Rerun has built-in support for batch data. Whenever you have a collection of things that all have the same type, rather than logging each element individually, you can log the entire collection together as a single "Batch". This provides significant benefits in terms of storage and compute.

Some examples of batched data include points in a point cloud, bounding boxes for detected objects, tracked keypoints in a skeleton, or a collection of line strips.

In the Python APIs, the majority of archetypes are named with the plural form, for example rr.Points3D. They accept both single elements (internally treated as an N=1 batch) or arrays corresponding to the batches.

Terminology

  • An entity is a collection of components (see Entities and Components).
  • When an entity is batched, it's components individual elements are called instances.
  • When every instance within an entity has the same value for a component, that component is called a splat. This is a common pattern and has dedicated support for it (see the Splats section below). For instance, you can set all the colors of a point cloud to the same color by passing a single color value to the color parameter.
  • During queries, a batch always has a primary component. The primary component is what determines how many instances exist in the batch.

Restrictions

When using batched entities there are a few restrictions:

  • Because there is a one-to-one mapping between batches and entities:
    • If data needs to span multiple entity paths, it needs to be split up into separate batches.
    • If data needs to be split into multiple batches, each must be logged to a different path.
  • Whenever you log a batched entity, for any component that is updated, you must provide values for every instance.
    • It is not possible to only update a subset of the instances in the batch.

Batch join rules

Rerun lets you choose which components in an entity you want to log at any point in time. If you don't log to a component, then in general it is not updated.
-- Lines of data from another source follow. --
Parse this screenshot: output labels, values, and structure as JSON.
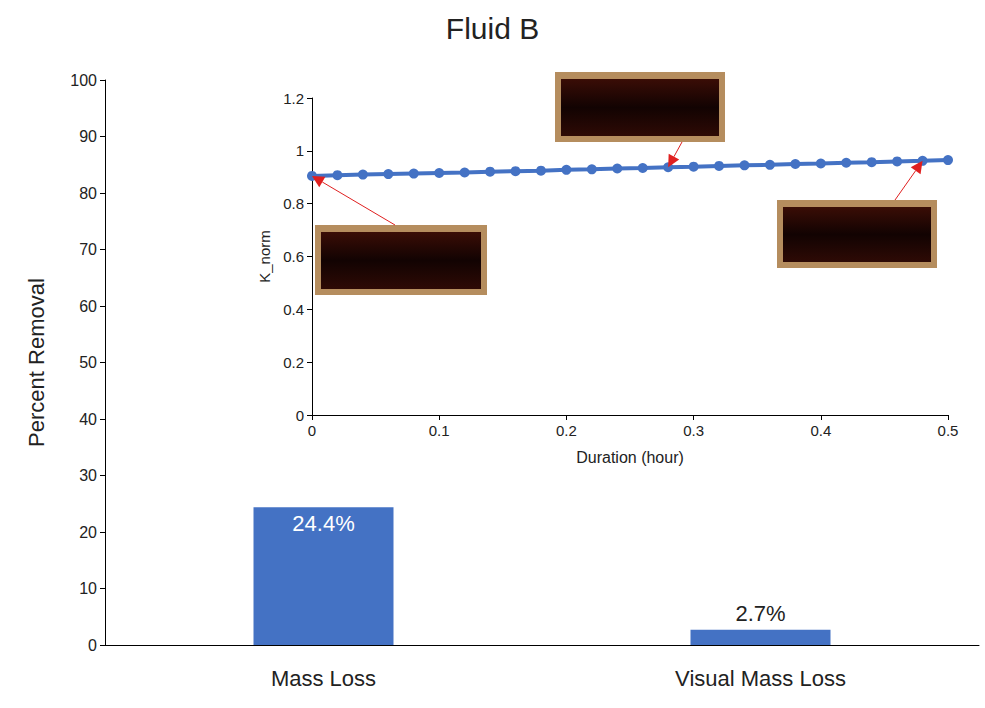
{
  "chart_data": [
    {
      "type": "bar",
      "title": "Fluid B",
      "categories": [
        "Mass Loss",
        "Visual Mass Loss"
      ],
      "values": [
        24.4,
        2.7
      ],
      "value_labels": [
        "24.4%",
        "2.7%"
      ],
      "color": "#4472c4",
      "ylabel": "Percent Removal",
      "ylim": [
        0,
        100
      ],
      "yticks": [
        0,
        10,
        20,
        30,
        40,
        50,
        60,
        70,
        80,
        90,
        100
      ],
      "grid": false,
      "data_labels": true
    },
    {
      "type": "line",
      "x": [
        0,
        0.02,
        0.04,
        0.06,
        0.08,
        0.1,
        0.12,
        0.14,
        0.16,
        0.18,
        0.2,
        0.22,
        0.24,
        0.26,
        0.28,
        0.3,
        0.32,
        0.34,
        0.36,
        0.38,
        0.4,
        0.42,
        0.44,
        0.46,
        0.48,
        0.5
      ],
      "values": [
        0.905,
        0.908,
        0.91,
        0.912,
        0.914,
        0.916,
        0.918,
        0.921,
        0.923,
        0.925,
        0.928,
        0.93,
        0.933,
        0.935,
        0.938,
        0.94,
        0.943,
        0.945,
        0.947,
        0.95,
        0.952,
        0.955,
        0.957,
        0.96,
        0.962,
        0.965
      ],
      "color": "#4472c4",
      "marker": "circle",
      "xlabel": "Duration (hour)",
      "ylabel": "K_norm",
      "xlim": [
        0,
        0.5
      ],
      "xticks": [
        0,
        0.1,
        0.2,
        0.3,
        0.4,
        0.5
      ],
      "ylim": [
        0,
        1.2
      ],
      "yticks": [
        0,
        0.2,
        0.4,
        0.6,
        0.8,
        1,
        1.2
      ],
      "grid": false
    }
  ]
}
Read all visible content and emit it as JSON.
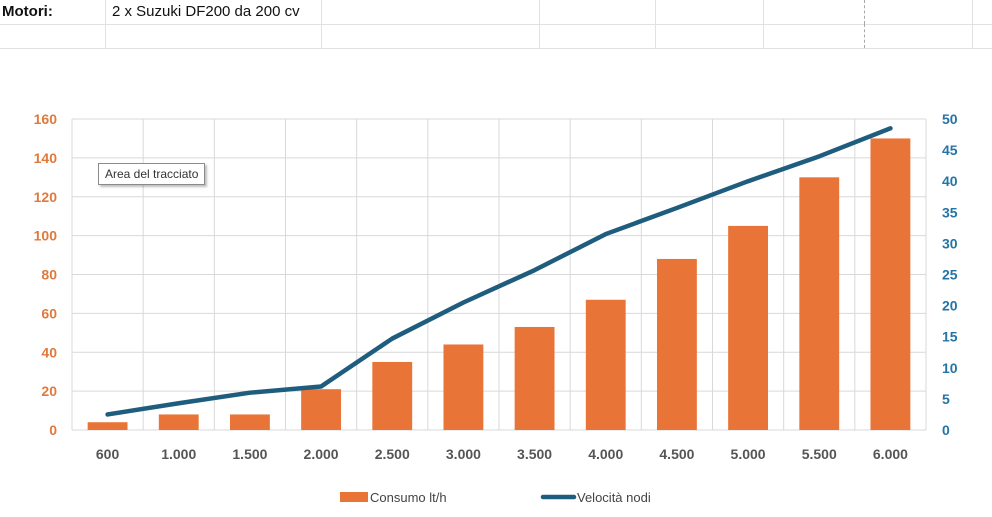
{
  "sheet": {
    "label": "Motori:",
    "value": "2 x Suzuki DF200 da 200 cv"
  },
  "tooltip": {
    "text": "Area del tracciato"
  },
  "colors": {
    "bar": "#E87537",
    "line": "#1F5D7E",
    "left_axis_text": "#E07A3C",
    "right_axis_text": "#2475A6",
    "gridline": "#d9d9d9",
    "category_text": "#555555"
  },
  "chart_data": {
    "type": "bar",
    "categories": [
      "600",
      "1.000",
      "1.500",
      "2.000",
      "2.500",
      "3.000",
      "3.500",
      "4.000",
      "4.500",
      "5.000",
      "5.500",
      "6.000"
    ],
    "series": [
      {
        "name": "Consumo lt/h",
        "type": "bar",
        "axis": "left",
        "values": [
          4,
          8,
          8,
          21,
          35,
          44,
          53,
          67,
          88,
          105,
          130,
          150
        ]
      },
      {
        "name": "Velocità nodi",
        "type": "line",
        "axis": "right",
        "values": [
          2.5,
          4.3,
          6,
          7,
          14.7,
          20.5,
          25.7,
          31.5,
          35.7,
          40,
          44,
          48.5
        ]
      }
    ],
    "y_left": {
      "min": 0,
      "max": 160,
      "step": 20,
      "ticks": [
        "0",
        "20",
        "40",
        "60",
        "80",
        "100",
        "120",
        "140",
        "160"
      ]
    },
    "y_right": {
      "min": 0,
      "max": 50,
      "step": 5,
      "ticks": [
        "0",
        "5",
        "10",
        "15",
        "20",
        "25",
        "30",
        "35",
        "40",
        "45",
        "50"
      ]
    },
    "grid": true,
    "legend_position": "bottom"
  }
}
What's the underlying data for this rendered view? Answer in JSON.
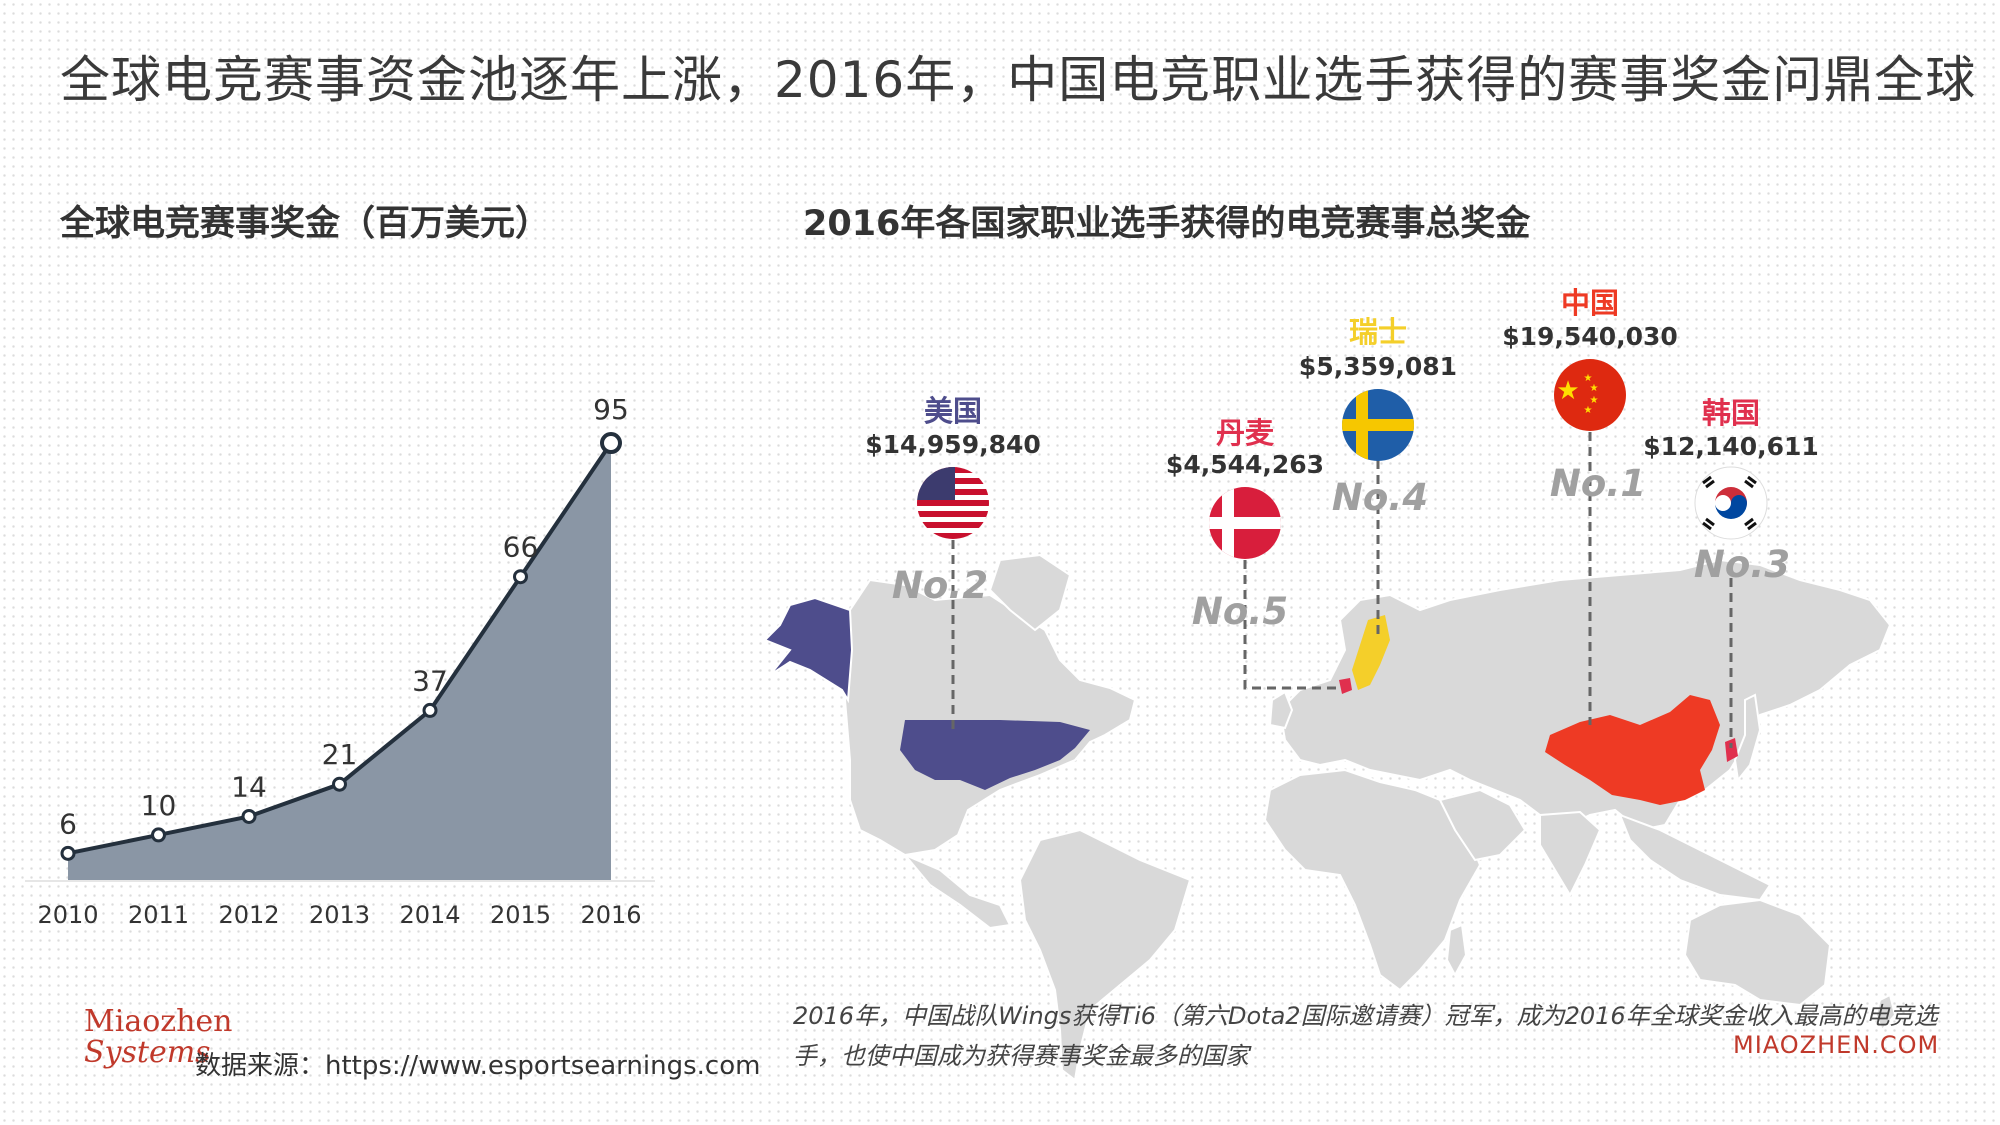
{
  "header": {
    "main_title": "全球电竞赛事资金池逐年上涨，2016年，中国电竞职业选手获得的赛事奖金问鼎全球",
    "left_title": "全球电竞赛事奖金（百万美元）",
    "right_title": "2016年各国家职业选手获得的电竞赛事总奖金"
  },
  "chart_data": {
    "type": "area",
    "title": "全球电竞赛事奖金（百万美元）",
    "categories": [
      "2010",
      "2011",
      "2012",
      "2013",
      "2014",
      "2015",
      "2016"
    ],
    "values": [
      6,
      10,
      14,
      21,
      37,
      66,
      95
    ],
    "value_labels": [
      "6",
      "10",
      "14",
      "21",
      "37",
      "66",
      "95"
    ],
    "xlabel": "",
    "ylabel": "",
    "ylim": [
      0,
      100
    ],
    "grid": false,
    "fill_color": "#8a96a5",
    "line_color": "#24303d"
  },
  "map": {
    "countries": [
      {
        "key": "usa",
        "name": "美国",
        "amount": "$14,959,840",
        "rank": "No.2",
        "color": "#4e4d8c"
      },
      {
        "key": "denmark",
        "name": "丹麦",
        "amount": "$4,544,263",
        "rank": "No.5",
        "color": "#e0304e"
      },
      {
        "key": "sweden",
        "name": "瑞士",
        "amount": "$5,359,081",
        "rank": "No.4",
        "color": "#f4cf2a"
      },
      {
        "key": "china",
        "name": "中国",
        "amount": "$19,540,030",
        "rank": "No.1",
        "color": "#ee3a24"
      },
      {
        "key": "korea",
        "name": "韩国",
        "amount": "$12,140,611",
        "rank": "No.3",
        "color": "#e0304e"
      }
    ],
    "land_color": "#d9d9d9"
  },
  "caption": "2016年，中国战队Wings获得Ti6（第六Dota2国际邀请赛）冠军，成为2016年全球奖金收入最高的电竞选手，也使中国成为获得赛事奖金最多的国家",
  "footer": {
    "logo_line1": "Miaozhen",
    "logo_line2": "Systems",
    "source": "数据来源：https://www.esportsearnings.com",
    "watermark": "MIAOZHEN.COM"
  }
}
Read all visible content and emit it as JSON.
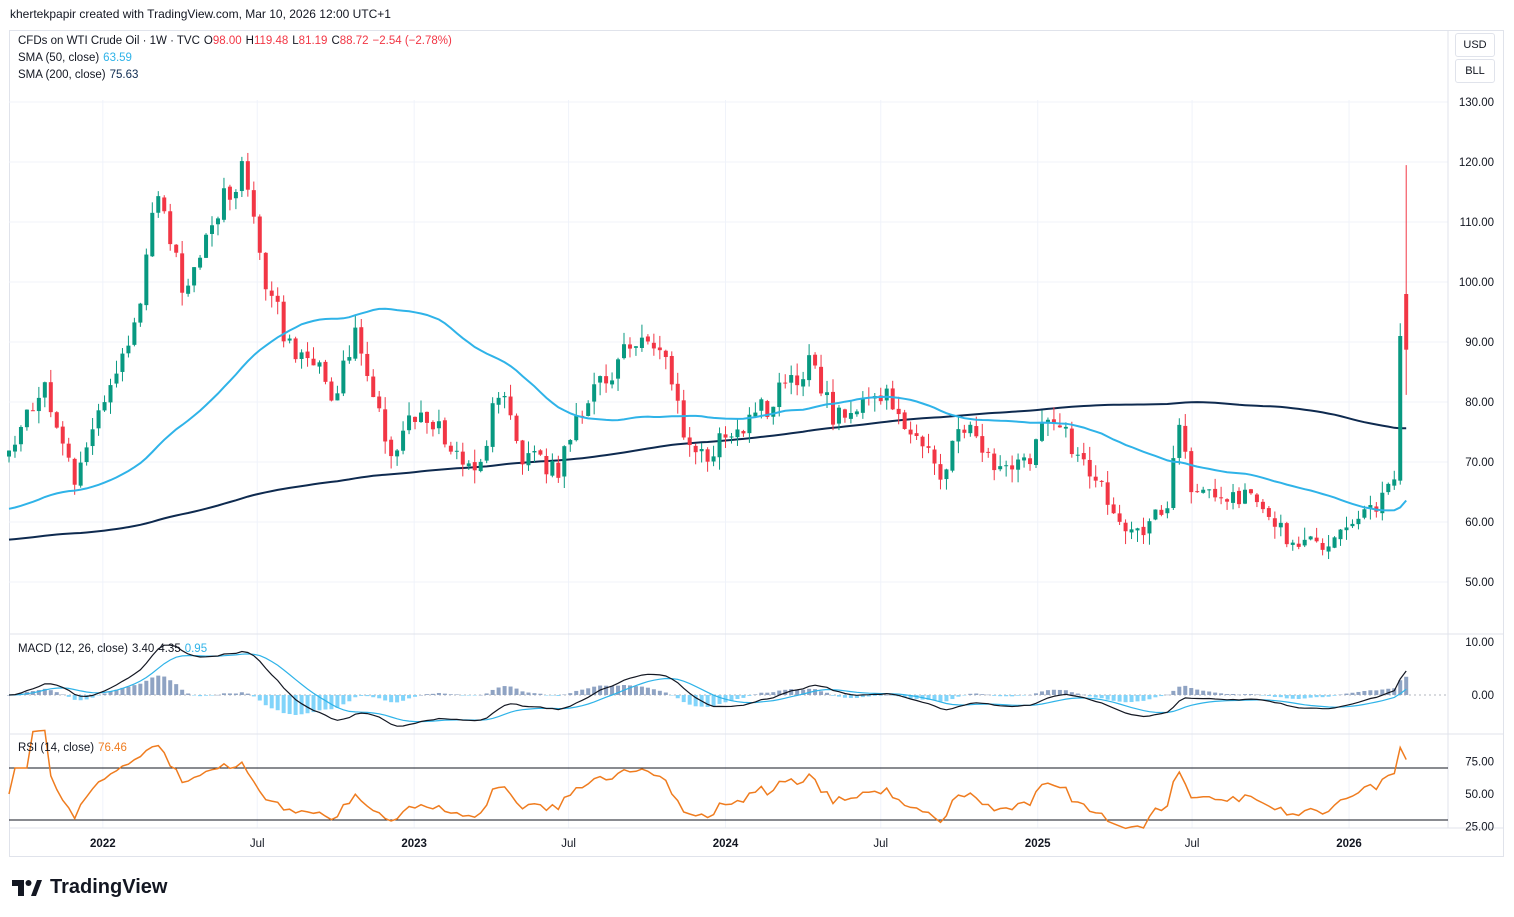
{
  "header": {
    "creator": "khertekpapir created with TradingView.com, Mar 10, 2026 12:00 UTC+1"
  },
  "legend": {
    "symbol": "CFDs on WTI Crude Oil · 1W · TVC",
    "o_label": "O",
    "o_value": "98.00",
    "h_label": "H",
    "h_value": "119.48",
    "l_label": "L",
    "l_value": "81.19",
    "c_label": "C",
    "c_value": "88.72",
    "change": "−2.54 (−2.78%)",
    "sma50_label": "SMA (50, close)",
    "sma50_value": "63.59",
    "sma200_label": "SMA (200, close)",
    "sma200_value": "75.63",
    "macd_label": "MACD (12, 26, close)",
    "macd_v1": "3.40",
    "macd_v2": "4.35",
    "macd_v3": "0.95",
    "rsi_label": "RSI (14, close)",
    "rsi_value": "76.46"
  },
  "scale": {
    "currency": "USD",
    "unit": "BLL"
  },
  "brand": {
    "name": "TradingView"
  },
  "colors": {
    "up": "#089981",
    "down": "#f23645",
    "sma50": "#2fb3e8",
    "sma200": "#0e2a4f",
    "macd": "#131722",
    "signal": "#2fb3e8",
    "rsi": "#ef7c1f",
    "hist_pos": "#8fa3c3",
    "hist_neg": "#81d4fa"
  },
  "chart_data": [
    {
      "type": "candlestick",
      "title": "CFDs on WTI Crude Oil · 1W · TVC",
      "y_ticks": [
        50,
        60,
        70,
        80,
        90,
        100,
        110,
        120,
        130
      ],
      "ylim": [
        45.5,
        134.5
      ],
      "x_ticks": [
        "2022",
        "Jul",
        "2023",
        "Jul",
        "2024",
        "Jul",
        "2025",
        "Jul",
        "2026"
      ],
      "x_tick_dates": [
        "2022-01-01",
        "2022-07-01",
        "2023-01-01",
        "2023-07-01",
        "2024-01-01",
        "2024-07-01",
        "2025-01-01",
        "2025-07-01",
        "2026-01-01"
      ],
      "x_range": [
        "2021-09-13",
        "2026-04-27"
      ],
      "weekly_close_anchors": [
        [
          "2021-09-13",
          71.5
        ],
        [
          "2021-10-25",
          83.5
        ],
        [
          "2021-11-29",
          66.5
        ],
        [
          "2022-01-10",
          83.0
        ],
        [
          "2022-02-07",
          91.5
        ],
        [
          "2022-03-07",
          115.0
        ],
        [
          "2022-04-04",
          98.5
        ],
        [
          "2022-05-09",
          110.0
        ],
        [
          "2022-06-13",
          118.0
        ],
        [
          "2022-07-04",
          104.0
        ],
        [
          "2022-08-08",
          89.0
        ],
        [
          "2022-09-05",
          87.0
        ],
        [
          "2022-09-26",
          79.5
        ],
        [
          "2022-10-24",
          90.5
        ],
        [
          "2022-12-05",
          71.5
        ],
        [
          "2023-01-09",
          79.5
        ],
        [
          "2023-03-13",
          67.0
        ],
        [
          "2023-04-10",
          82.0
        ],
        [
          "2023-05-08",
          71.0
        ],
        [
          "2023-06-19",
          69.0
        ],
        [
          "2023-07-24",
          80.5
        ],
        [
          "2023-09-25",
          91.5
        ],
        [
          "2023-10-23",
          85.5
        ],
        [
          "2023-11-13",
          75.0
        ],
        [
          "2023-12-11",
          71.5
        ],
        [
          "2024-02-12",
          78.5
        ],
        [
          "2024-04-08",
          86.0
        ],
        [
          "2024-05-06",
          78.0
        ],
        [
          "2024-06-10",
          79.0
        ],
        [
          "2024-07-08",
          82.0
        ],
        [
          "2024-09-09",
          67.5
        ],
        [
          "2024-10-07",
          76.0
        ],
        [
          "2024-11-11",
          68.5
        ],
        [
          "2024-12-23",
          70.5
        ],
        [
          "2025-01-13",
          78.5
        ],
        [
          "2025-03-10",
          67.0
        ],
        [
          "2025-04-07",
          60.0
        ],
        [
          "2025-05-05",
          58.0
        ],
        [
          "2025-06-02",
          63.5
        ],
        [
          "2025-06-16",
          75.5
        ],
        [
          "2025-06-30",
          66.5
        ],
        [
          "2025-08-04",
          64.5
        ],
        [
          "2025-09-15",
          63.5
        ],
        [
          "2025-10-20",
          57.5
        ],
        [
          "2025-12-15",
          56.5
        ],
        [
          "2026-01-19",
          61.0
        ],
        [
          "2026-02-09",
          64.0
        ],
        [
          "2026-02-23",
          67.5
        ],
        [
          "2026-03-02",
          91.0
        ],
        [
          "2026-03-09",
          88.72
        ]
      ],
      "last_candle": {
        "date": "2026-03-09",
        "open": 98.0,
        "high": 119.48,
        "low": 81.19,
        "close": 88.72
      },
      "series": [
        {
          "name": "SMA (50, close)",
          "last": 63.59
        },
        {
          "name": "SMA (200, close)",
          "last": 75.63
        }
      ]
    },
    {
      "type": "line",
      "title": "MACD (12, 26, close)",
      "y_ticks": [
        0,
        10
      ],
      "last_values": [
        3.4,
        4.35,
        0.95
      ]
    },
    {
      "type": "line",
      "title": "RSI (14, close)",
      "y_ticks": [
        25,
        50,
        75
      ],
      "bands": [
        70,
        30
      ],
      "last_value": 76.46
    }
  ]
}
For example, if you log a point cloud with positions and colors and then later log just new positions, when the viewer displays that point cloud it will still look up the last colors that were logged (we refer to this as the latest at semantics).

This can be quite convenient since updating different components at different times puts far fewer restrictions on the organization of your code. It even means if a component on an entity is static, you only need to log it once.

However, if both a batch of colors and a batch of positions have been logged at two different points in time, we need a way to know which point receives which color. For that, Rerun uses the index of the instance. When querying a batched component, the component-values are joined together based on this index. Logically, this happens as a left-join using the primary component for the entity. For example, if you log 3 points and then later log 5 colors, you will still only see 3 points in the viewer.

Splats

As mentioned, Rerun has special handling for splats within batches. This is what happens when you mix arrays and single values in an API call. The non-array value is instead logged as a splat. Behind the scenes, the splat is stored as a single value rather than a full array. Then, when doing the join at lookup time the splat is repeated across every instance in the batch.